If I can’t get the Commander to give me what I need, maybe I can force him to convince Eloise to do so instead.
“When the signal comes, I’d look long and hard at whoever sent it.” I curl up on the floor in case he decides to kick any of my vital organs. “Because I’ll happily bet my life that Rachel will kill Melkin when he attacks her.”
“She’s a girl.” The Commander’s voice is dismissive as he walks toward my cell door.
Time to play the big card. The one I hope will scare Eloise into spilling her guts.
“Every other girl in the city was raised with dolls and tea sets and proper etiquette. Rachel was sword fighting, clubbing our practice dummy, and learning how to eviscerate a man at close range with her knife.”
Eloise worries her blanket with nervous fingers.
“Melkin won’t even know what hit him. You’ve sent the man to his death.”
The Commander shakes his head and walks out of my cell. “Do you really think I care which of them makes it back alive as long as I get what I want?”
The cell door slams shut. “Next time I see you, inventor, it will be at your execution.” He leaves, taking his guards with him, and the silence in his wake is punctuated by sharp, gut-wrenching sobs from Eloise.
I wait, willing her to look at me, and finally get my wish. My voice is a thin whisper of sound as I say, “I can stop her. I can get to them in time.”

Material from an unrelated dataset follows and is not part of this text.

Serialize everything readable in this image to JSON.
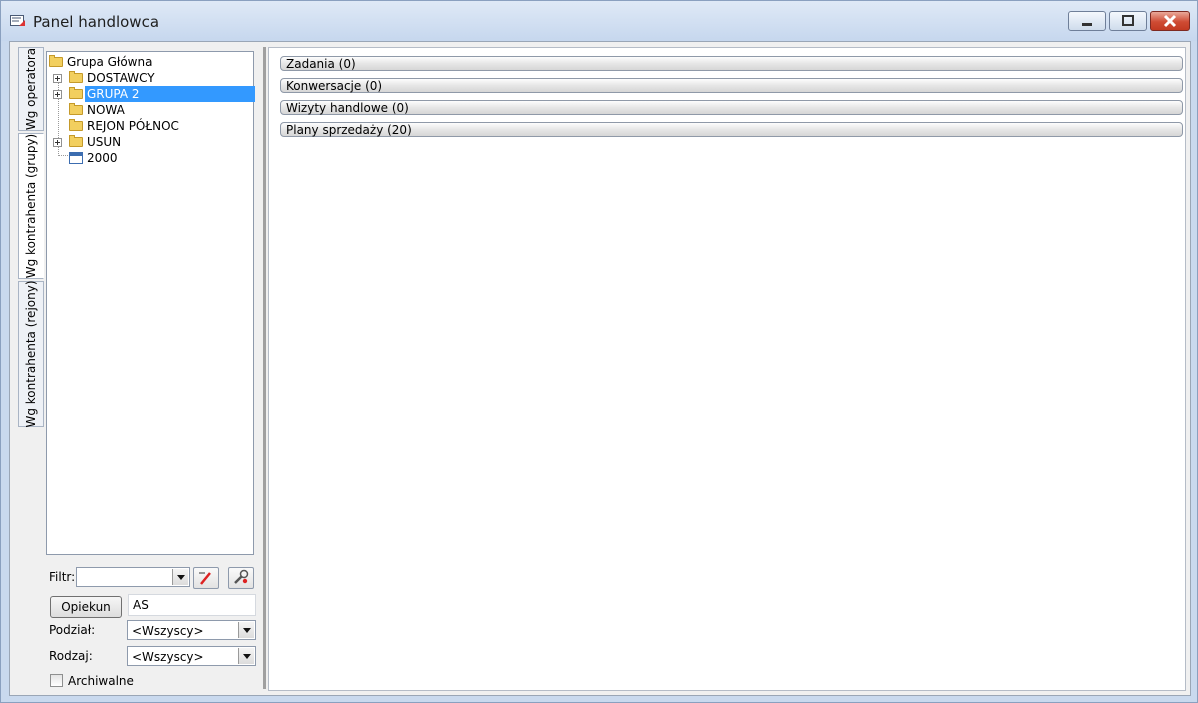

She frowns but inches closer to the bars on her door. “How? I thought you could get out somehow. The girl said you could. But you haven’t. You just lie there.” Her voice is a faint breath of sound nearly lost beneath the sizzle of the torches lining the corridor. I have to hope the snapping flames and heavy stone walls are enough to keep the other prisoners from overhearing this.
I sit up and face her, careful not to look like I can move with ease. “Of course I haven’t made it look like I’m anything but badly injured. You think they need that information?”